Cumhurbaşkanı Recep Tayyip Erdoğan, Beştepe Millet Kongre ve Kültür Merkezi’nde düzenlenen Diyanet Akademisi Başkanlığı Aday Din Görevlileri Mezuniyet Merasimi’nde açıklamalarda bulundu. Diyanet Akademisi Başkanlığı 1. Dönem aday din görevlileri mezuniyeti dolayısıyla konukları Cumhurbaşkanlığı Külliyesi’nde ağırlamaktan mutluluk duyduğunu belirten Cumhurbaşkanı Erdoğan, ilk olarak 2012 yılında hukuki altyapısını oluşturmaya başladıkları Diyanet Akademisini 10 yılı bulan titiz ve yoğun çalışmaların ardından 2022 yılında hayata geçirdiklerini aktardı.
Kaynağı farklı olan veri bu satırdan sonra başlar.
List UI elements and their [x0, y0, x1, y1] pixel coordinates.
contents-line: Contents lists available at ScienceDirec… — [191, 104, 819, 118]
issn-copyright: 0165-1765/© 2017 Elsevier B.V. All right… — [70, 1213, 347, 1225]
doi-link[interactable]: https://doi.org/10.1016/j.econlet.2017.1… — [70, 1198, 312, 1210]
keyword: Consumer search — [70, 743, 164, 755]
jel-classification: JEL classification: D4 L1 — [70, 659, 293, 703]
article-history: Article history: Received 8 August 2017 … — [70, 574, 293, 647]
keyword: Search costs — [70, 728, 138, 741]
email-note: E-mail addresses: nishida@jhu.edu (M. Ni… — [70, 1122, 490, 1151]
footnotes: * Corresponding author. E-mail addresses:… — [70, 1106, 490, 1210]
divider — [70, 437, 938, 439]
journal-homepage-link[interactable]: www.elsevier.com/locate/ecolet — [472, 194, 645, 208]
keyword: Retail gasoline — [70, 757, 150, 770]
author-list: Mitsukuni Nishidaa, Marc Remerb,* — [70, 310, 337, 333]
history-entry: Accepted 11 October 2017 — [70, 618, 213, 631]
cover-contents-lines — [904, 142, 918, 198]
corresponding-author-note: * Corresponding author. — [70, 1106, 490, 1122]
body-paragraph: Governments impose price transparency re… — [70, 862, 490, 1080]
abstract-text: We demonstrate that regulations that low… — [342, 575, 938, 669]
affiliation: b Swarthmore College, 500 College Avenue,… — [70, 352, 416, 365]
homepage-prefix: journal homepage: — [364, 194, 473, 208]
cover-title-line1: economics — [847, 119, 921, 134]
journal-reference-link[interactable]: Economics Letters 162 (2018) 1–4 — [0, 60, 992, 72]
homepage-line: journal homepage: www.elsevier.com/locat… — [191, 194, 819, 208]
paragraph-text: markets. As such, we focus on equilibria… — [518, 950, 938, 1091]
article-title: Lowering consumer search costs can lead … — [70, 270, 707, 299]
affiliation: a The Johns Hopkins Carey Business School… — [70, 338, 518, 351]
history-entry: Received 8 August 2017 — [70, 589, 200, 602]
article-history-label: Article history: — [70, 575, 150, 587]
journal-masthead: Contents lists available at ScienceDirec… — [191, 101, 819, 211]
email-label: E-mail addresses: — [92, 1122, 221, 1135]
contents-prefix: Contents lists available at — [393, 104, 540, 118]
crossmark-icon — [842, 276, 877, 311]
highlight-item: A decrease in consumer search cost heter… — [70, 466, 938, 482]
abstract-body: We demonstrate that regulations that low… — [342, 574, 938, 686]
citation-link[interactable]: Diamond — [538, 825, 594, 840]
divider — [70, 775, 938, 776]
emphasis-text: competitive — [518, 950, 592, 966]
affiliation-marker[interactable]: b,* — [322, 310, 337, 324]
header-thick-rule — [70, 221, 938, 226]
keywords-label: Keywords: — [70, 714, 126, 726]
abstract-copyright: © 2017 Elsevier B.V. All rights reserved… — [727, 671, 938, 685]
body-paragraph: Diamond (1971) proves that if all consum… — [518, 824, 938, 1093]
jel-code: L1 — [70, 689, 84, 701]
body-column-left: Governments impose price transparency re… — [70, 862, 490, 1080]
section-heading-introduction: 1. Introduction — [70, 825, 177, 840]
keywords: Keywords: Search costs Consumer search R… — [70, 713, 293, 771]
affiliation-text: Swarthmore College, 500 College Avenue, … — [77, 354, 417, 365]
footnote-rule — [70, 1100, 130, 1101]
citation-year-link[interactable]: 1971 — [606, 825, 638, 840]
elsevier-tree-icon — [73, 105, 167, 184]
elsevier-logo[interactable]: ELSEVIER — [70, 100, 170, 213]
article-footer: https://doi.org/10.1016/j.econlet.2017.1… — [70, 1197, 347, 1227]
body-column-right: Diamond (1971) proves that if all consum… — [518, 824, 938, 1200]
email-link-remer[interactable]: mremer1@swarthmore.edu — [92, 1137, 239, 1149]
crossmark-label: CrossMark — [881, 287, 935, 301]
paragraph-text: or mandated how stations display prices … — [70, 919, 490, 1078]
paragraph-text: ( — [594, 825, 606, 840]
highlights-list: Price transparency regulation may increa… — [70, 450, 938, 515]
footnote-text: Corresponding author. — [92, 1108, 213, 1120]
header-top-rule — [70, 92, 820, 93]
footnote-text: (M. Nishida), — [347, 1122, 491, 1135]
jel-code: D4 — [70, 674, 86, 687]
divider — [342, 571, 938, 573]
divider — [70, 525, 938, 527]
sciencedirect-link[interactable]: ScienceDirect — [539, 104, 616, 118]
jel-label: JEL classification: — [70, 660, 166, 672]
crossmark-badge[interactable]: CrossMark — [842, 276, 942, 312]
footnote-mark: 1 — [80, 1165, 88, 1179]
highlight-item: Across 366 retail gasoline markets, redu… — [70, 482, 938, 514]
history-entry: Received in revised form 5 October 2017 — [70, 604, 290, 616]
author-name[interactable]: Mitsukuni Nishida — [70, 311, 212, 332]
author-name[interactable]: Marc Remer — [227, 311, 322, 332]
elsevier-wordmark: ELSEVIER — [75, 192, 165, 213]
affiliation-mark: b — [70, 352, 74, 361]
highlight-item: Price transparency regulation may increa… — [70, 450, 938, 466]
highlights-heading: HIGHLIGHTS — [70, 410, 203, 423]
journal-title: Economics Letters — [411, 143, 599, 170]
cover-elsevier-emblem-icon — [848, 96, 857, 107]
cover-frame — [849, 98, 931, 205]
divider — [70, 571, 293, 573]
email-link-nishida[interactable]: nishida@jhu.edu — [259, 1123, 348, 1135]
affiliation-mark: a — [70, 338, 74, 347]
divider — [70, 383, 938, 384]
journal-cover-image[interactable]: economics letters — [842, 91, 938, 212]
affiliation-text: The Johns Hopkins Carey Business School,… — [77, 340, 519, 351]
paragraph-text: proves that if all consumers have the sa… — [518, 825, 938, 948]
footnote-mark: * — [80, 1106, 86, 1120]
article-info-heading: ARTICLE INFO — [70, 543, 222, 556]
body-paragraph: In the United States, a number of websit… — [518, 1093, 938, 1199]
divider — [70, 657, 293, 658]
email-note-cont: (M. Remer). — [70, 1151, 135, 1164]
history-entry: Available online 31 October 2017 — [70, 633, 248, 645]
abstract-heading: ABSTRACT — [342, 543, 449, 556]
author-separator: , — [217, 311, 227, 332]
Cumhurbaşkanı Erdoğan, akademinin kurulmasıyla birlikle Diyanet camiasının meslek öncesi eğitim ve mesleki eğitim noktasında son derece mücehhez bir yapıya kavuştuğunu belirtti. Cumhurbaşkanı Erdoğan, “Böylesine güzel bir atmosferde, böyle anlamlı bir program münasebetiyle gönüllerimizi kavuşturan Rabbime hamd ediyorum.
Diyanet İşleri Başkanımıza ve Diyanet yönetimine de bu güzel buluşma için ayrıca teşekkür ediyorum. Bugün Diyanet teşkilatımız ve din görevlilerimizin mesleki eğitimi adına gerçekten önemli bir merasim yapıyoruz. Aslında uzun yıllara sâri bir emeğin ve projenin meyvesini almanın mutluluğunu hep birlikte yaşıyoruz” değerlendirmesinde bulundu.
"MODERNLİĞİ VE İLERLEMEYİ BİR GARDIROBUN İKİ KAPAĞI ARASINA HAPSETTİLER”
Cumhurbaşkanı Erdoğan, ”Maalesef, ülkemizde özellikle tek parti dönemiyle başlayan, daha sonra vesayet dönemlerinde artan “kimliksizleştirme” politikaları, bu toprakların nasıl vatan kılındığını bilmeyen, milletimizi millet yapan hasletlere bigâne olan, Türkiye’ye dair hiçbir tasavvuru, hiçbir emeli, hiçbir endişesi olmayan zihni ve kalbi sömürgeleştirilmiş bir güruh ortaya çıkarmıştır.
Bu güruhun ayırıcı vasfı, cehaletinden kaynaklanan kibridir, nobranlığıdır, kendi insanına karşı hiçbir had-hudut tanımamasıdır. Bunlar bir kez olsun içinde yaşadığı toplumu; tarihi, inancı, kültürü ve kutsallarıyla anlamaya hiç uğraşmadılar. Bunun yerine Anadolu insanına başkalarının penceresinden bakarak aşağılamayı tercih ettiler. Hatta çoğu zaman özendikleri ve özendirildikleri batı kadar bile, kendi insanını tanıma gayreti göstermediler. Millete ait tüm kadim değerleri “gerilik emaresi” olarak gördüler. Giydiği kılık-kıyafetine göre insanımızı ayırdılar, ötekileştirdiler. Modernliği ve ilerlemeyi bir gardırobun iki kapağı arasına hapsettiler” şeklinde konuştu.